After reading this forum long and hard (thanks everyone), I decided the best option was to drop the joists by 50mm in the bathroom area and then lay down compressed sheet (ended up going with JH's Sycon). Dropping the joists made sense in my joint because the bearers act as the bottom plate as well - had cut in floors - so I could move the joists easily (yes, the place is really really old). I put in a LVL at the intersection of the old and new (with a couple of new posts), hung the joists back on it at, but 50 mm lower on the side for the new new bathroom.

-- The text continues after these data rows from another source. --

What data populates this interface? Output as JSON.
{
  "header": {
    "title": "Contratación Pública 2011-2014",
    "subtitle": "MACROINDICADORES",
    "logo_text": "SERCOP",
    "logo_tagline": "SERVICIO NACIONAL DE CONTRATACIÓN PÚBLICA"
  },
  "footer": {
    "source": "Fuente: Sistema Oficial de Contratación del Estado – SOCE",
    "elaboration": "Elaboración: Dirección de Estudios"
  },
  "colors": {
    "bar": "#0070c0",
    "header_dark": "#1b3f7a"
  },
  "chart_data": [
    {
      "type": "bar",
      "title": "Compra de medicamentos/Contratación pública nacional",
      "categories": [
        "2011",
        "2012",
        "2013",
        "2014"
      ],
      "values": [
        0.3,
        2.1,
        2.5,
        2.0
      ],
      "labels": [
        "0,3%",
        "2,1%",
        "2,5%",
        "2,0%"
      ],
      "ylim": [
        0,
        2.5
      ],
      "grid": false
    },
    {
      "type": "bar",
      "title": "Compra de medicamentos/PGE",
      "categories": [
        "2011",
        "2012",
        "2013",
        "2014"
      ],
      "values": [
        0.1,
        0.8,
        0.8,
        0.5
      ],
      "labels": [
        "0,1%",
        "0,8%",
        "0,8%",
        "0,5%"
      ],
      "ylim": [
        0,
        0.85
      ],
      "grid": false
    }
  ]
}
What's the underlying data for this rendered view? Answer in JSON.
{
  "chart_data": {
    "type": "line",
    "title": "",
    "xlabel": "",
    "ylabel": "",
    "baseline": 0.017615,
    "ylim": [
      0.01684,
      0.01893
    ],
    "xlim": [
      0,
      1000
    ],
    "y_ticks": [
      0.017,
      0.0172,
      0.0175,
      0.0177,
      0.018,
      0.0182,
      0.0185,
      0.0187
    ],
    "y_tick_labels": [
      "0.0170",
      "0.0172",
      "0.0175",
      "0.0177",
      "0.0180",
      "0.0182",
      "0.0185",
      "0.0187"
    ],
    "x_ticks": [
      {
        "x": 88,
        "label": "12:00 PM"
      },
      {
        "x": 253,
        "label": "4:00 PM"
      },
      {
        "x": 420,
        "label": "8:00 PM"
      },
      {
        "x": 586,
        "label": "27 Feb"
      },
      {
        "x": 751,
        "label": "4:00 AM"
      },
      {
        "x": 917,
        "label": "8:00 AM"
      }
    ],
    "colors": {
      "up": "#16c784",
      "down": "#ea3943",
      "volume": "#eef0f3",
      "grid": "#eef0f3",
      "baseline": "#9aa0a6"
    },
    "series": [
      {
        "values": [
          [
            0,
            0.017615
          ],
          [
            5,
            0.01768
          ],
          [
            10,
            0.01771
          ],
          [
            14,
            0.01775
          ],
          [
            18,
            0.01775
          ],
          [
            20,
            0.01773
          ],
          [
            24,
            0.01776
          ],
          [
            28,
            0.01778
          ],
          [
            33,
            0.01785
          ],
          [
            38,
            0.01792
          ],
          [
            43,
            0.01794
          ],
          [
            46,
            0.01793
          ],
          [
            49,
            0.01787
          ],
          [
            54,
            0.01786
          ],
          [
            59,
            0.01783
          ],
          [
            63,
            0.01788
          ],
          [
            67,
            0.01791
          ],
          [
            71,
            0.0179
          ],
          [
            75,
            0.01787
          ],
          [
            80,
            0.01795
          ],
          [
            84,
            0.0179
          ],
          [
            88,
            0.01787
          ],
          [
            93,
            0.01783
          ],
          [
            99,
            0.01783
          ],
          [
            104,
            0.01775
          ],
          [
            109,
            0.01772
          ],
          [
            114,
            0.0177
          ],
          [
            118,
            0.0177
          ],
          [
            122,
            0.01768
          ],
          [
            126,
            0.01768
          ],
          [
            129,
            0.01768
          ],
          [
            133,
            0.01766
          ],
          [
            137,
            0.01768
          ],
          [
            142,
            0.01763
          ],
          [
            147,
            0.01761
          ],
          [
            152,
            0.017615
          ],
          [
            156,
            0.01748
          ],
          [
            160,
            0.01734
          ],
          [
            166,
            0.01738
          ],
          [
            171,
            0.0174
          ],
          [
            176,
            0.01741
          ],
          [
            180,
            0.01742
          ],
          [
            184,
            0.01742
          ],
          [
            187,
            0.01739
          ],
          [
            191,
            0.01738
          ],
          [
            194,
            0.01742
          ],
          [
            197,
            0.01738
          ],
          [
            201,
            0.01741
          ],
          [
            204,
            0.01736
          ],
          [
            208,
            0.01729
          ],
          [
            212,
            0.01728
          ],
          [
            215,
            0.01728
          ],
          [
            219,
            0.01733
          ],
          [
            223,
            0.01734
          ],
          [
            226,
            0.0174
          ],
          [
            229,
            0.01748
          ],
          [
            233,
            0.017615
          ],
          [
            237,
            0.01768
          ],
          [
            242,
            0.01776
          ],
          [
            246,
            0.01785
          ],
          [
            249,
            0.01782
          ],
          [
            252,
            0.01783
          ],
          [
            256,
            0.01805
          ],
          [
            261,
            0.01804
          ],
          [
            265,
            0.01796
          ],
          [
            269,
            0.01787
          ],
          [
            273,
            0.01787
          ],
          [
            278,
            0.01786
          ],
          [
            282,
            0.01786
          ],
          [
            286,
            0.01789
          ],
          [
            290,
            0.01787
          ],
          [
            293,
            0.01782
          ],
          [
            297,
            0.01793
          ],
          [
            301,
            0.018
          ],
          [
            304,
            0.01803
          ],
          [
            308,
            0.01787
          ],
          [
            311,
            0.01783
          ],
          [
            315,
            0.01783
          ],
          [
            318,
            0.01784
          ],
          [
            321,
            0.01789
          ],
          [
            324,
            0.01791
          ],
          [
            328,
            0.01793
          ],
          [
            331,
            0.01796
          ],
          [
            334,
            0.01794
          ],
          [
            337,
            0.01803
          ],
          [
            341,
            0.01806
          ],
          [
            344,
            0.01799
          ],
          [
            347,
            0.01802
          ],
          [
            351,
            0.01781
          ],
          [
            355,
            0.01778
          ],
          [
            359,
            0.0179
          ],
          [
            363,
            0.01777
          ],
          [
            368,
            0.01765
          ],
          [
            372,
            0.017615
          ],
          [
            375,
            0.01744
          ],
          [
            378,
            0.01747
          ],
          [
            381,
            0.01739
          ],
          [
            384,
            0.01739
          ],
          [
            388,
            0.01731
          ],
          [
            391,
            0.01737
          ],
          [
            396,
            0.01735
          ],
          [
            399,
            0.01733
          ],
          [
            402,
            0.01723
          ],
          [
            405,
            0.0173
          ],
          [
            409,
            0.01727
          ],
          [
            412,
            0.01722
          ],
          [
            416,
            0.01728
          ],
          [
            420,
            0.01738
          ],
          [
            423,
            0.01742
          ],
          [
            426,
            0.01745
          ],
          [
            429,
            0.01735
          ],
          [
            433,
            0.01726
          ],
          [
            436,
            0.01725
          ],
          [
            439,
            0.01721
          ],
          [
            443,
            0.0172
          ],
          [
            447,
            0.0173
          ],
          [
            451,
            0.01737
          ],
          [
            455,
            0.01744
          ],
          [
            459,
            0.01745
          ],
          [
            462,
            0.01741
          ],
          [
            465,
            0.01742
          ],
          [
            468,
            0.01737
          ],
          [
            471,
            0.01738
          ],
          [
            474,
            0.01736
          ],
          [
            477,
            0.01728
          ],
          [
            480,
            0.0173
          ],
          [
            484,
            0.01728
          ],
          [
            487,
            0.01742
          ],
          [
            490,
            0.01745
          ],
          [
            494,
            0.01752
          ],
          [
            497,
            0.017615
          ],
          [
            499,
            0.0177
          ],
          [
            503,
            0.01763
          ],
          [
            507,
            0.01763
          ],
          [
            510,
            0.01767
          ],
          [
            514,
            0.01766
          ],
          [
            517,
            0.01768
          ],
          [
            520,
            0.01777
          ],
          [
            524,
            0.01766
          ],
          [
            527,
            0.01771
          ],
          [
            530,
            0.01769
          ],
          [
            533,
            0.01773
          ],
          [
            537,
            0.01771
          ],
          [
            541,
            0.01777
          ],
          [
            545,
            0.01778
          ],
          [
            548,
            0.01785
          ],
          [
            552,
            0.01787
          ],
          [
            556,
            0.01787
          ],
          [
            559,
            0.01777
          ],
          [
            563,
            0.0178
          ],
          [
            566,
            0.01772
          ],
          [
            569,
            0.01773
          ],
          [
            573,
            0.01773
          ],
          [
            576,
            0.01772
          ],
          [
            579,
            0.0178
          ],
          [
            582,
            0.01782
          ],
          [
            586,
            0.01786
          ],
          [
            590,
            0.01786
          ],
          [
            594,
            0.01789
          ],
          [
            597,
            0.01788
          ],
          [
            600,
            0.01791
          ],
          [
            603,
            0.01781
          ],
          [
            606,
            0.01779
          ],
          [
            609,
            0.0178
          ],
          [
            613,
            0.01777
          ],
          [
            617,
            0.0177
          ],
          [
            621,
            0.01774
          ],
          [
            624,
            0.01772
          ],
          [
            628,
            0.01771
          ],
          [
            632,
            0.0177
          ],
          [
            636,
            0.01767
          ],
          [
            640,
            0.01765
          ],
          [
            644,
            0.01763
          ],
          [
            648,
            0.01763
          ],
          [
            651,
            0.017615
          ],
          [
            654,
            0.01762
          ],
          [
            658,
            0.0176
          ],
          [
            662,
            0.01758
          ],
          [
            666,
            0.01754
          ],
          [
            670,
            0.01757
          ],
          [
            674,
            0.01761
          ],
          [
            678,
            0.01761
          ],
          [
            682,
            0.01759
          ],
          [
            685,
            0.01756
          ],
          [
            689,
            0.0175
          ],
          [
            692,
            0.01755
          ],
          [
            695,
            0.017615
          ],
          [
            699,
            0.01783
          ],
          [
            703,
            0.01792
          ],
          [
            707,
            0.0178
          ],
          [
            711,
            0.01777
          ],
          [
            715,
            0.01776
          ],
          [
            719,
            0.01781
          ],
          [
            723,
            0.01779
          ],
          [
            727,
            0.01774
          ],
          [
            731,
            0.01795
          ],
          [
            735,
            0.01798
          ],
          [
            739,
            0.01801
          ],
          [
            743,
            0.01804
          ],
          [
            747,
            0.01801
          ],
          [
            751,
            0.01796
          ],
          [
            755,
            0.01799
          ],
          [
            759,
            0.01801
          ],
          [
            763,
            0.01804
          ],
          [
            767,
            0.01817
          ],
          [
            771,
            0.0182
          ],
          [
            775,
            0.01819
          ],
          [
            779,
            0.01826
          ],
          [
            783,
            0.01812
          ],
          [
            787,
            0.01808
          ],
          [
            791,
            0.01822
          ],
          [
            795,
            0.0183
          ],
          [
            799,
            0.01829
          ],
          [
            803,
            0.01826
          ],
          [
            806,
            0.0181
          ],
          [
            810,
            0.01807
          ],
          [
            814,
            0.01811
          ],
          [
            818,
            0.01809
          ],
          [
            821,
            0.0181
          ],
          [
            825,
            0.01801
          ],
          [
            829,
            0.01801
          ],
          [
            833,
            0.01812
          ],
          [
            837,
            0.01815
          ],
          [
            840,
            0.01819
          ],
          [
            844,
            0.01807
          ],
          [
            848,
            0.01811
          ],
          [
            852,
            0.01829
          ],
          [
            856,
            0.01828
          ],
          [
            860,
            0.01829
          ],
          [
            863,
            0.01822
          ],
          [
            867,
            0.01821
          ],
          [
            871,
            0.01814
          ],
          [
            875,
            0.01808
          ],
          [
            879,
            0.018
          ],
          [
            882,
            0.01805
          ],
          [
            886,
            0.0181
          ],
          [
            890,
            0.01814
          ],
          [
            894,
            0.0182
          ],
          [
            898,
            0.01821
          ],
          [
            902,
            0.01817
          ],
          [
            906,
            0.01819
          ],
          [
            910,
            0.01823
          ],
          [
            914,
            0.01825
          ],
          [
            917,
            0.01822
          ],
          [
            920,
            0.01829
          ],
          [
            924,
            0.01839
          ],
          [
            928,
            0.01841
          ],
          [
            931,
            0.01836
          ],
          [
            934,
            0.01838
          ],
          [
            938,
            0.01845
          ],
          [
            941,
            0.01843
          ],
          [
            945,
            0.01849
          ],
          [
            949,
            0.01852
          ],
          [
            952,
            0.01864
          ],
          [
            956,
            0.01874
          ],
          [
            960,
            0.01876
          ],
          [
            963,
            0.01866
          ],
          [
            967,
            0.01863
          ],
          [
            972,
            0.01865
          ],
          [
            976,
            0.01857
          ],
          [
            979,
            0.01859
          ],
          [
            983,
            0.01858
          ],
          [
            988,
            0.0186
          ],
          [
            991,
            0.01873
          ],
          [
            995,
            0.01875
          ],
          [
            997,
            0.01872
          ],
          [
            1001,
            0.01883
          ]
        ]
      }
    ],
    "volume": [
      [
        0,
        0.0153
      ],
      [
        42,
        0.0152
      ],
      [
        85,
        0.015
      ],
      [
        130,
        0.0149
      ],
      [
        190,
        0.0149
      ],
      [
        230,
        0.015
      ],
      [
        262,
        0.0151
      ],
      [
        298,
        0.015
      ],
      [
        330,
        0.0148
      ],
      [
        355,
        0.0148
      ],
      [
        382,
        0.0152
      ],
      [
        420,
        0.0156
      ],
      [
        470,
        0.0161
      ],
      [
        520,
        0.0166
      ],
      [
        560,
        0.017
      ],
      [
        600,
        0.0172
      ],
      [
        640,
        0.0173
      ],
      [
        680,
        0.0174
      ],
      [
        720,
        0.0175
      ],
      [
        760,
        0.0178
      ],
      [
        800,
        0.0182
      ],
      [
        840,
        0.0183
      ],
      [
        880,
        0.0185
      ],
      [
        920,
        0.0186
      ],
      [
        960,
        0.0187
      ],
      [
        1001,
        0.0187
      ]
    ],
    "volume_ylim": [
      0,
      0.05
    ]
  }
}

A new bearer in the middle, and a bit of creative design at the external end.
It took about two days work, and about $650 in materials, but I then had a nice stable cement sheet floor, and 50mm fall to play with. 
In the picture, you can see at bottom left the lvl at the joint between old and new. 
Cheers,
jim

----------


## autogenous

> They did it on an upstairs bathroom too ( i dont fancy having to carry everything up a flight of stairs and wouldnt want THAT to leak 
> - must have cost a pretty penny too).

  Ive done an upstairs floor as part of multitude of other tasks on a reno in Western Australia. I say that because it could vary in other states. 
19mm CFC glued together with epoxy screwed down with screws. The screw holes and any others were then filled with 2 part epoxy. The waste fitting siliconed and screwed. 
Then 50x50mm galv angle was siliconed to the blueboard sheets where they met the floor.
The angles were also clouted to the stud wall plate. The angles were also lapped. Silicon both on the floor and to the walls on the back of the angle so that the apex where the two met was totally sealed at every point. The hole thing was then damp proofed. The tiler then came in and screeded over the floor to create falls. Then more damp proof over the screed then the tiles were laid. 
Multiple layers of damp prevention. 
Did that make sense?

----------


## gray71

Have a look at using a Marmox shower tray.

----------